Therapist Preparation: Ekleberry, Blinka and Peggy Moore called Trauma Recovery/HAP in efforts to meet the need.  Executive Director Carol Martin quickly mobilized resources for low cost training initiatives.  Trauma Recovery/HAP EMDR 1 training will be held in November for over 40 therapists, EMDR 2 will take place in January and an RTEP/GTEP training refresher will be held in December 2018, to prepare a large body of therapists to treat children and families, in cooperation with Catholic Charities where the trainings will be hosted.

Organizing response: Mental health practitioners, academia and humanitarian aid agencies have united into a cohesive body with on-going communication, collaboration and united response efforts, including access to immigration attorneys, aid organizations caring for detainees, and demonstrations and marches.   Every interaction has formed connections to additional assistance leaders and politicians engaged in resolving the crisis.

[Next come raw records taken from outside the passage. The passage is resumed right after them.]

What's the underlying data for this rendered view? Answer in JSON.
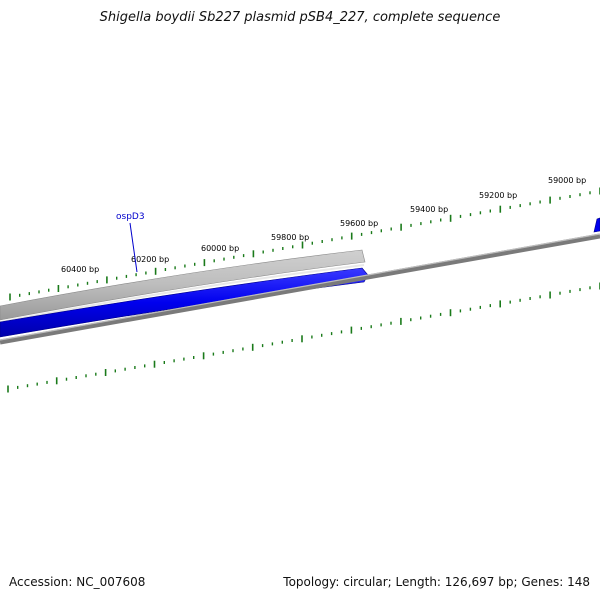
{
  "title": "Shigella boydii Sb227 plasmid pSB4_227, complete sequence",
  "accession": "Accession: NC_007608",
  "footer_info": "Topology: circular; Length: 126,697 bp; Genes: 148",
  "colors": {
    "gene_blue": "#0000ee",
    "gene_gray": "#b0b0b0",
    "backbone": "#808080",
    "tick_green": "#1a7a1a"
  },
  "scale_labels": [
    "60400 bp",
    "60200 bp",
    "60000 bp",
    "59800 bp",
    "59600 bp",
    "59400 bp",
    "59200 bp",
    "59000 bp"
  ],
  "gene_labels": [
    "ospD3"
  ]
}
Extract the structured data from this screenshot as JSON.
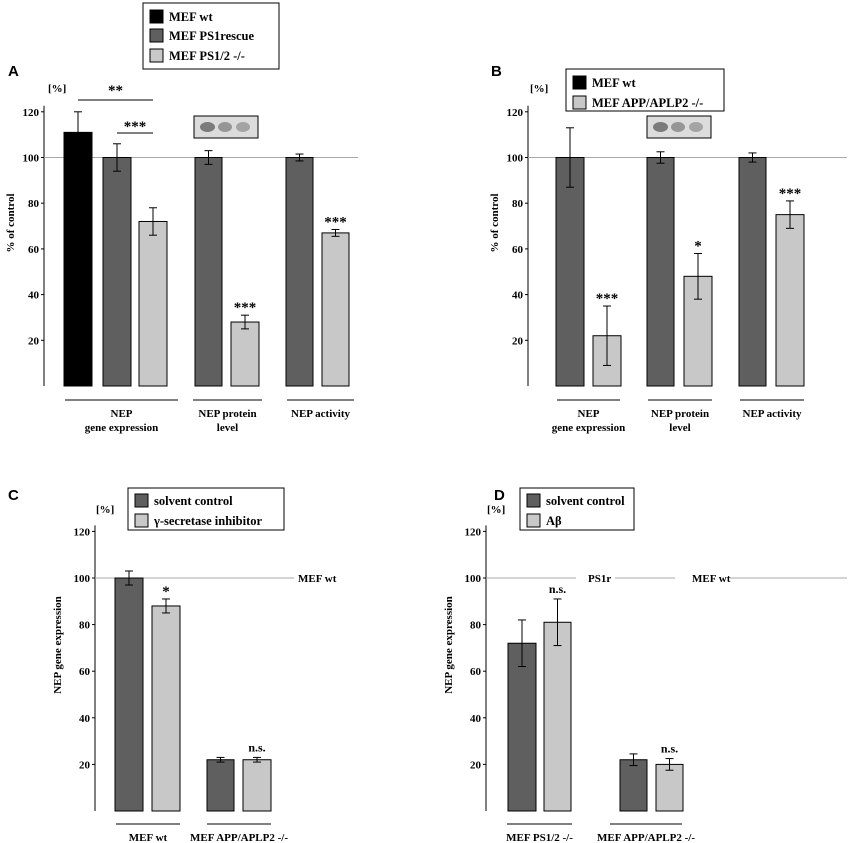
{
  "colors": {
    "MEF wt": "#000000",
    "MEF PS1rescue": "#5f5f5f",
    "MEF PS1/2 -/-": "#c8c8c8",
    "dark_series": "#5f5f5f",
    "light_series": "#c8c8c8",
    "axis": "#000000",
    "refline": "#a8a8a8"
  },
  "chart_data": [
    {
      "panel": "A",
      "type": "bar",
      "ylabel": "% of control",
      "unit": "[%]",
      "ylim": [
        0,
        120
      ],
      "yticks": [
        20,
        40,
        60,
        80,
        100,
        120
      ],
      "reference_line": 100,
      "reference_labels": [],
      "legend": [
        "MEF wt",
        "MEF PS1rescue",
        "MEF PS1/2 -/-"
      ],
      "groups": [
        {
          "label": [
            "NEP",
            "gene expression"
          ],
          "bars": [
            {
              "series": "MEF wt",
              "value": 111,
              "err": 9
            },
            {
              "series": "MEF PS1rescue",
              "value": 100,
              "err": 6,
              "sig": ""
            },
            {
              "series": "MEF PS1/2 -/-",
              "value": 72,
              "err": 6,
              "sig": ""
            }
          ]
        },
        {
          "label": [
            "NEP protein",
            "level"
          ],
          "blot": true,
          "bars": [
            {
              "series": "MEF PS1rescue",
              "value": 100,
              "err": 3
            },
            {
              "series": "MEF PS1/2 -/-",
              "value": 28,
              "err": 3,
              "sig": "***"
            }
          ]
        },
        {
          "label": [
            "NEP activity"
          ],
          "bars": [
            {
              "series": "MEF PS1rescue",
              "value": 100,
              "err": 1.5
            },
            {
              "series": "MEF PS1/2 -/-",
              "value": 67,
              "err": 1.5,
              "sig": "***"
            }
          ]
        }
      ],
      "brackets": [
        {
          "from": "MEF wt",
          "to": "MEF PS1/2 -/-",
          "label": "**"
        },
        {
          "from": "MEF PS1rescue",
          "to": "MEF PS1/2 -/-",
          "label": "***"
        }
      ]
    },
    {
      "panel": "B",
      "type": "bar",
      "ylabel": "% of control",
      "unit": "[%]",
      "ylim": [
        0,
        120
      ],
      "yticks": [
        20,
        40,
        60,
        80,
        100,
        120
      ],
      "reference_line": 100,
      "reference_labels": [],
      "legend": [
        "MEF wt",
        "MEF APP/APLP2 -/-"
      ],
      "groups": [
        {
          "label": [
            "NEP",
            "gene expression"
          ],
          "bars": [
            {
              "series": "dark",
              "value": 100,
              "err": 13
            },
            {
              "series": "light",
              "value": 22,
              "err": 13,
              "sig": "***"
            }
          ]
        },
        {
          "label": [
            "NEP protein",
            "level"
          ],
          "blot": true,
          "bars": [
            {
              "series": "dark",
              "value": 100,
              "err": 2.5
            },
            {
              "series": "light",
              "value": 48,
              "err": 10,
              "sig": "*"
            }
          ]
        },
        {
          "label": [
            "NEP activity"
          ],
          "bars": [
            {
              "series": "dark",
              "value": 100,
              "err": 2
            },
            {
              "series": "light",
              "value": 75,
              "err": 6,
              "sig": "***"
            }
          ]
        }
      ]
    },
    {
      "panel": "C",
      "type": "bar",
      "ylabel": "NEP gene expression",
      "unit": "[%]",
      "ylim": [
        0,
        120
      ],
      "yticks": [
        20,
        40,
        60,
        80,
        100,
        120
      ],
      "reference_line": 100,
      "reference_labels": [
        "MEF wt"
      ],
      "legend": [
        "solvent control",
        "γ-secretase inhibitor"
      ],
      "groups": [
        {
          "label": [
            "MEF wt"
          ],
          "bars": [
            {
              "series": "dark",
              "value": 100,
              "err": 3
            },
            {
              "series": "light",
              "value": 88,
              "err": 3,
              "sig": "*"
            }
          ]
        },
        {
          "label": [
            "MEF APP/APLP2 -/-"
          ],
          "bars": [
            {
              "series": "dark",
              "value": 22,
              "err": 1
            },
            {
              "series": "light",
              "value": 22,
              "err": 1,
              "sig": "n.s."
            }
          ]
        }
      ]
    },
    {
      "panel": "D",
      "type": "bar",
      "ylabel": "NEP gene expression",
      "unit": "[%]",
      "ylim": [
        0,
        120
      ],
      "yticks": [
        20,
        40,
        60,
        80,
        100,
        120
      ],
      "reference_line": 100,
      "reference_labels": [
        "PS1r",
        "MEF wt"
      ],
      "legend": [
        "solvent control",
        "Aβ"
      ],
      "groups": [
        {
          "label": [
            "MEF PS1/2 -/-"
          ],
          "bars": [
            {
              "series": "dark",
              "value": 72,
              "err": 10
            },
            {
              "series": "light",
              "value": 81,
              "err": 10,
              "sig": "n.s."
            }
          ]
        },
        {
          "label": [
            "MEF APP/APLP2 -/-"
          ],
          "bars": [
            {
              "series": "dark",
              "value": 22,
              "err": 2.5
            },
            {
              "series": "light",
              "value": 20,
              "err": 2.5,
              "sig": "n.s."
            }
          ]
        }
      ]
    }
  ]
}
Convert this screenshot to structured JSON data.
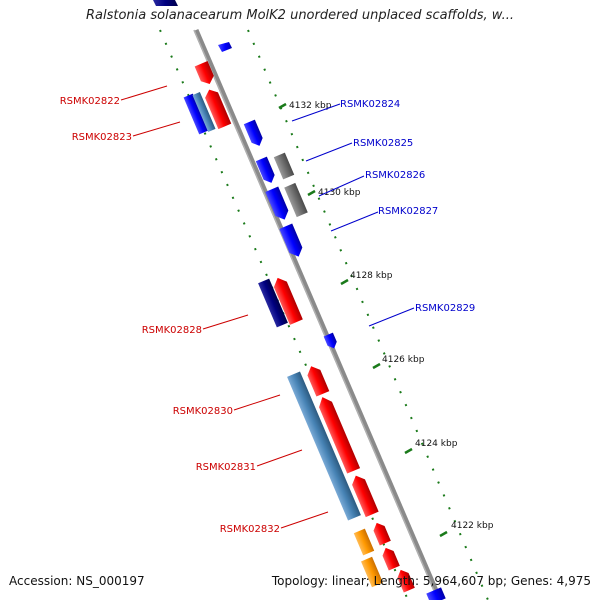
{
  "title": "Ralstonia solanacearum MolK2 unordered unplaced scaffolds, w...",
  "footer": {
    "accession": "Accession: NS_000197",
    "topology": "Topology: linear; Length: 5,964,607 bp; Genes: 4,975"
  },
  "scale_labels": [
    "4132 kbp",
    "4130 kbp",
    "4128 kbp",
    "4126 kbp",
    "4124 kbp",
    "4122 kbp"
  ],
  "colors": {
    "backbone": "#808080",
    "ticks": "#1a7a1a",
    "left_label": "#cc0000",
    "right_label": "#0000cc",
    "gene_red": "#ff0000",
    "gene_blue": "#0000ff",
    "gene_navy": "#000080",
    "gene_steel": "#4682b4",
    "gene_gray": "#707070",
    "gene_orange": "#ff9900"
  },
  "gene_labels_left": [
    "RSMK02822",
    "RSMK02823",
    "RSMK02828",
    "RSMK02830",
    "RSMK02831",
    "RSMK02832"
  ],
  "gene_labels_right": [
    "RSMK02824",
    "RSMK02825",
    "RSMK02826",
    "RSMK02827",
    "RSMK02829"
  ]
}
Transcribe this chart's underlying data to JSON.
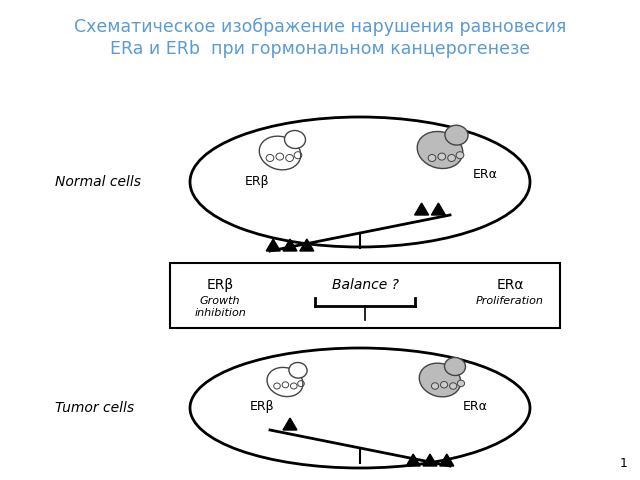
{
  "title_line1": "Схематическое изображение нарушения равновесия",
  "title_line2": "ERa и ERb  при гормональном канцерогенезе",
  "title_color": "#5B9BD5",
  "bg_color": "#FFFFFF",
  "page_number": "1",
  "normal_cells_label": "Normal cells",
  "tumor_cells_label": "Tumor cells",
  "normal_er_beta_label": "ERβ",
  "normal_er_alpha_label": "ERα",
  "tumor_er_beta_label": "ERβ",
  "tumor_er_alpha_label": "ERα",
  "box_er_beta_label": "ERβ",
  "box_balance_label": "Balance ?",
  "box_er_alpha_label": "ERα",
  "box_growth_label": "Growth\ninhibition",
  "box_prolif_label": "Proliferation"
}
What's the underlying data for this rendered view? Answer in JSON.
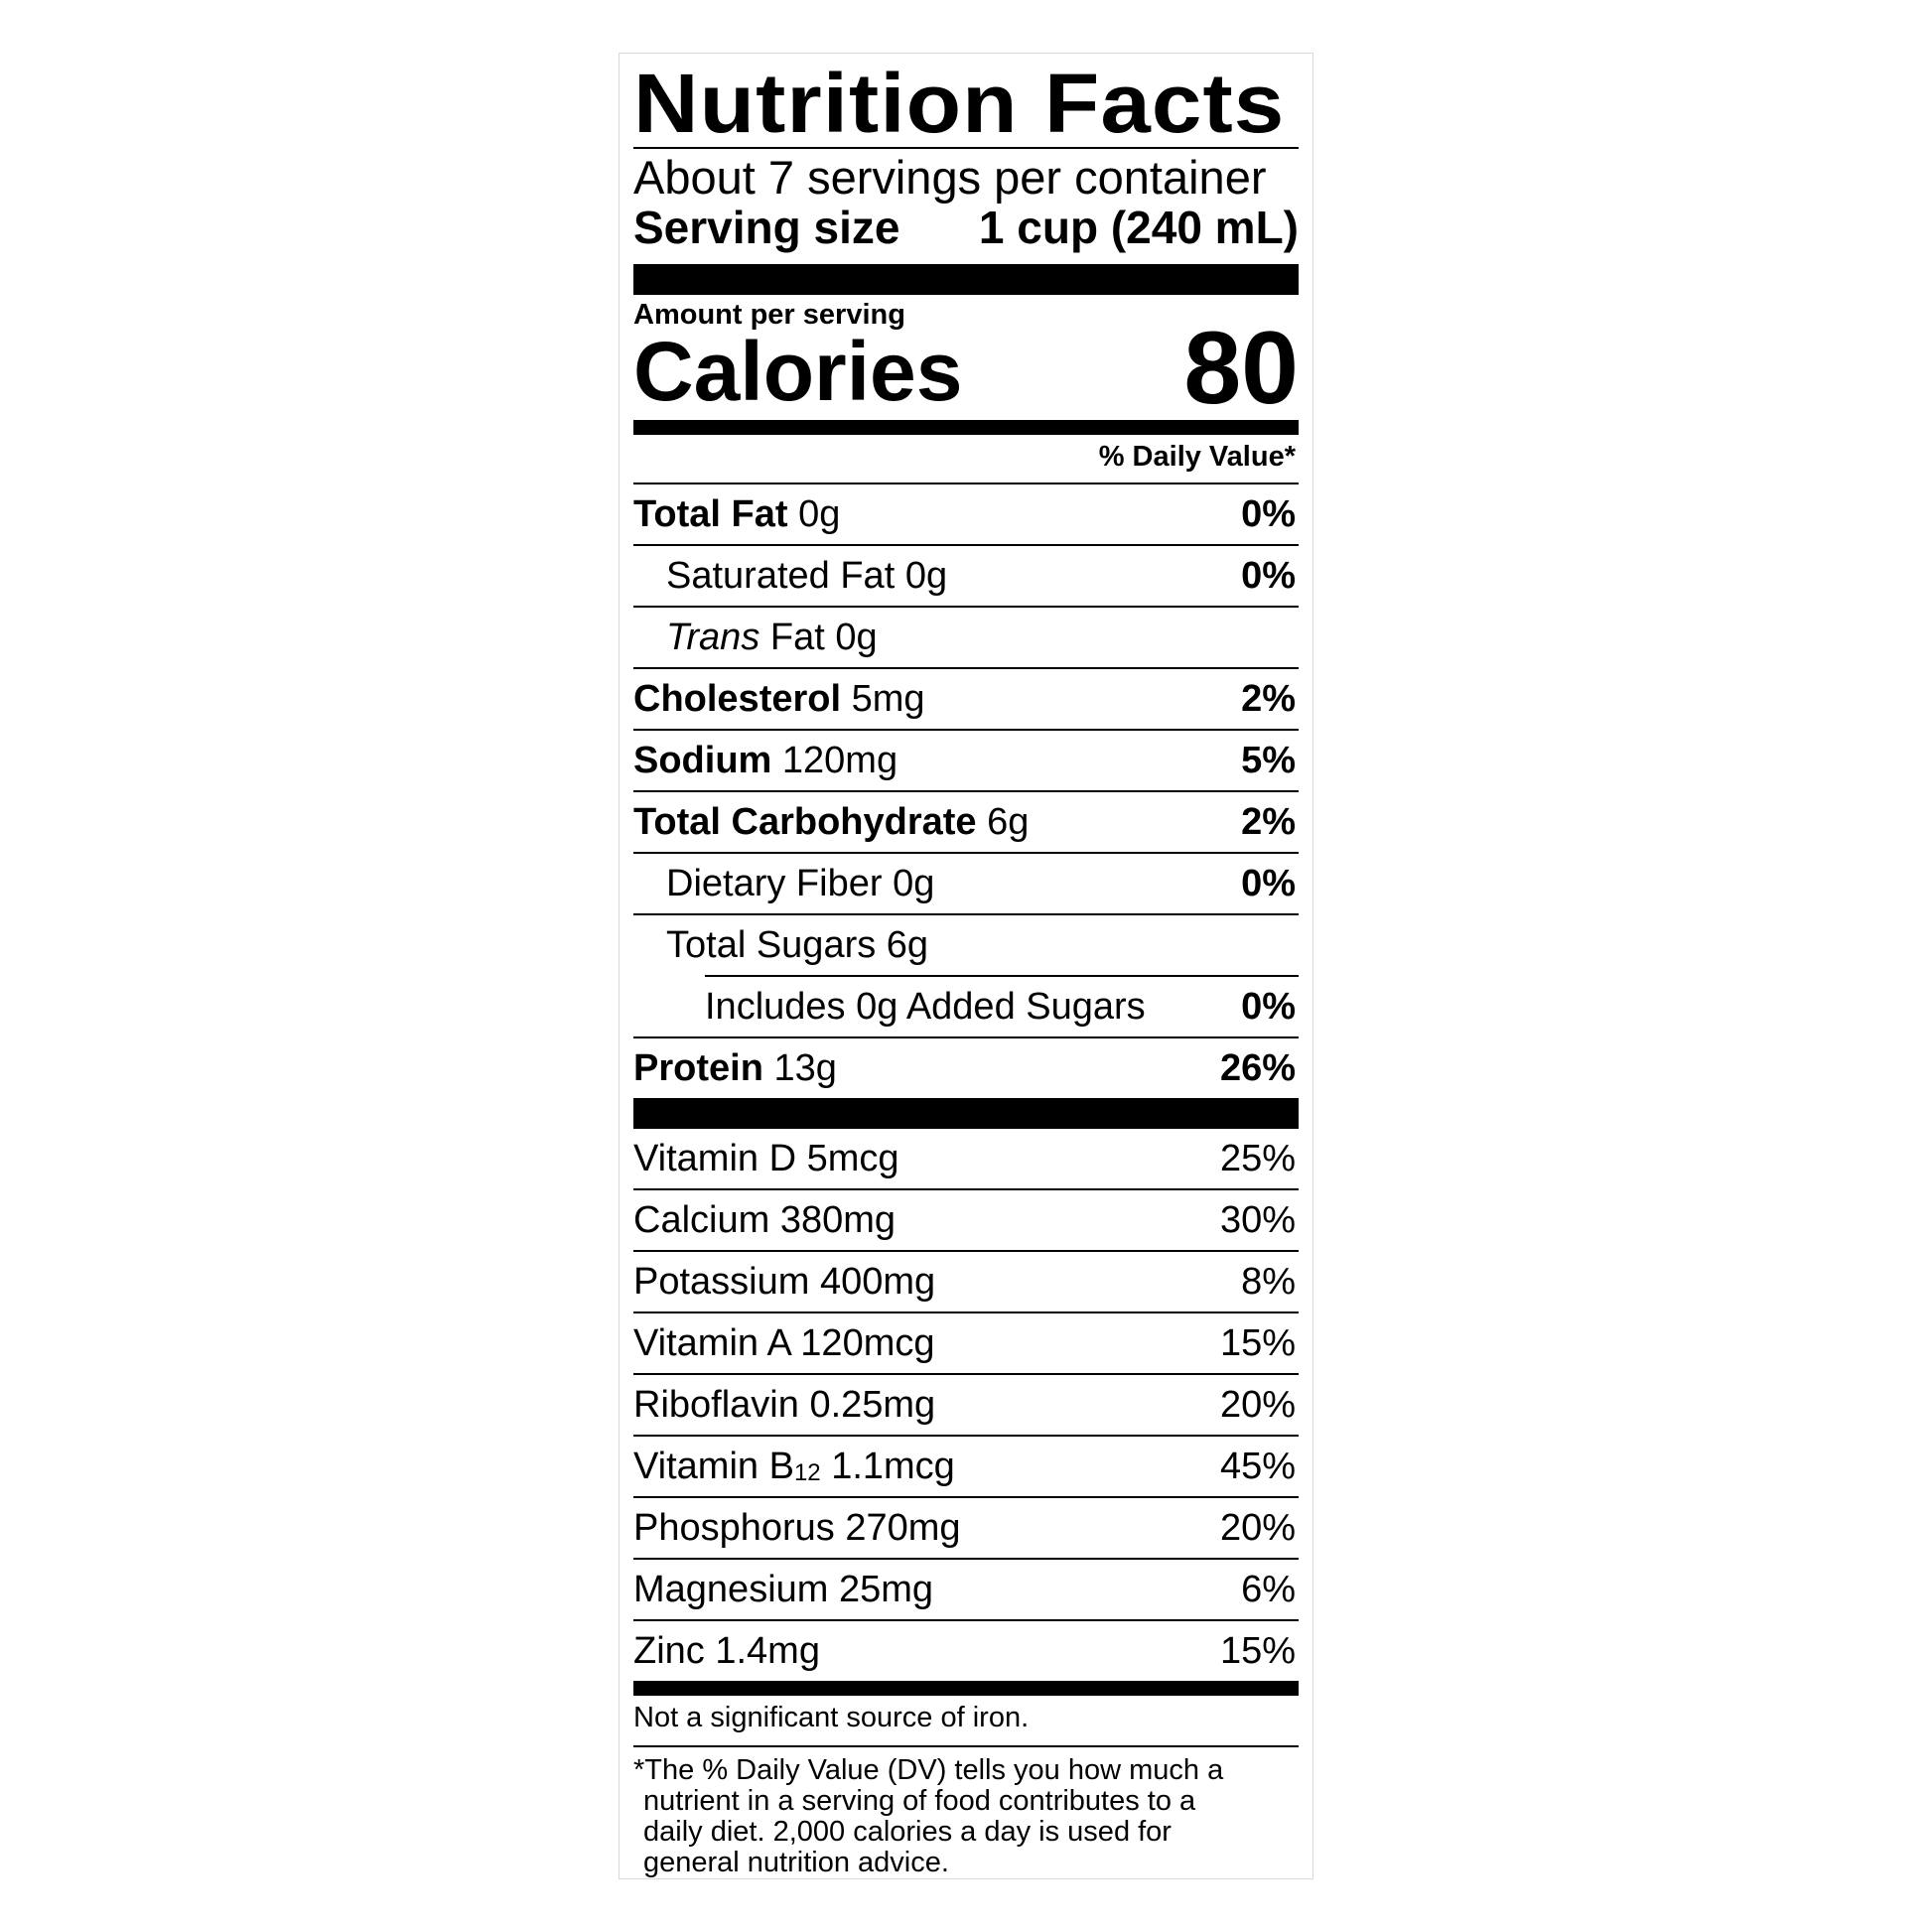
{
  "title": "Nutrition Facts",
  "servings_per_container": "About 7 servings per container",
  "serving_size": {
    "label": "Serving size",
    "value": "1 cup (240 mL)"
  },
  "amount_per_serving": "Amount per serving",
  "calories": {
    "label": "Calories",
    "value": "80"
  },
  "daily_value_header": "% Daily Value*",
  "nutrients": [
    {
      "name": "Total Fat",
      "amount": "0g",
      "dv": "0%",
      "bold": true,
      "indent": 0
    },
    {
      "name": "Saturated Fat",
      "amount": "0g",
      "dv": "0%",
      "bold": false,
      "indent": 1
    },
    {
      "name_italic": "Trans",
      "name": "Fat",
      "amount": "0g",
      "dv": "",
      "bold": false,
      "indent": 1
    },
    {
      "name": "Cholesterol",
      "amount": "5mg",
      "dv": "2%",
      "bold": true,
      "indent": 0
    },
    {
      "name": "Sodium",
      "amount": "120mg",
      "dv": "5%",
      "bold": true,
      "indent": 0
    },
    {
      "name": "Total Carbohydrate",
      "amount": "6g",
      "dv": "2%",
      "bold": true,
      "indent": 0
    },
    {
      "name": "Dietary Fiber",
      "amount": "0g",
      "dv": "0%",
      "bold": false,
      "indent": 1
    },
    {
      "name": "Total Sugars",
      "amount": "6g",
      "dv": "",
      "bold": false,
      "indent": 1
    },
    {
      "name": "Includes 0g Added Sugars",
      "amount": "",
      "dv": "0%",
      "bold": false,
      "indent": 2
    },
    {
      "name": "Protein",
      "amount": "13g",
      "dv": "26%",
      "bold": true,
      "indent": 0
    }
  ],
  "vitamins": [
    {
      "name": "Vitamin D",
      "amount": "5mcg",
      "dv": "25%"
    },
    {
      "name": "Calcium",
      "amount": "380mg",
      "dv": "30%"
    },
    {
      "name": "Potassium",
      "amount": "400mg",
      "dv": "8%"
    },
    {
      "name": "Vitamin A",
      "amount": "120mcg",
      "dv": "15%"
    },
    {
      "name": "Riboflavin",
      "amount": "0.25mg",
      "dv": "20%"
    },
    {
      "name": "Vitamin B",
      "sub": "12",
      "amount": "1.1mcg",
      "dv": "45%"
    },
    {
      "name": "Phosphorus",
      "amount": "270mg",
      "dv": "20%"
    },
    {
      "name": "Magnesium",
      "amount": "25mg",
      "dv": "6%"
    },
    {
      "name": "Zinc",
      "amount": "1.4mg",
      "dv": "15%"
    }
  ],
  "note": "Not a significant source of iron.",
  "footnote": [
    "*The % Daily Value (DV) tells you how much a",
    "nutrient in a serving of food contributes to a",
    "daily diet. 2,000 calories a day is used for",
    "general nutrition advice."
  ]
}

Work with immigration attorneys serving detainees:  a two-pronged effort, bilingual therapists will help attorneys deal with and diffuse the trauma of the children and families they are working with to prepare their cases, rather than further traumatize them through reiteration of their story.  Secondly, EMDR-trained therapists will train attorneys in self-care to better deal with the exhaustion they are experiencing.

Future treatment:  it is believed that work with and through the immigration attorneys at the border will eventually provide direct access to the children in border detention camps.

Trauma Recovery/ Humanitarian Assistance Programs is proud to be working with these inspired mental health leaders, and wish them success and energy as they bring hope to the detainees.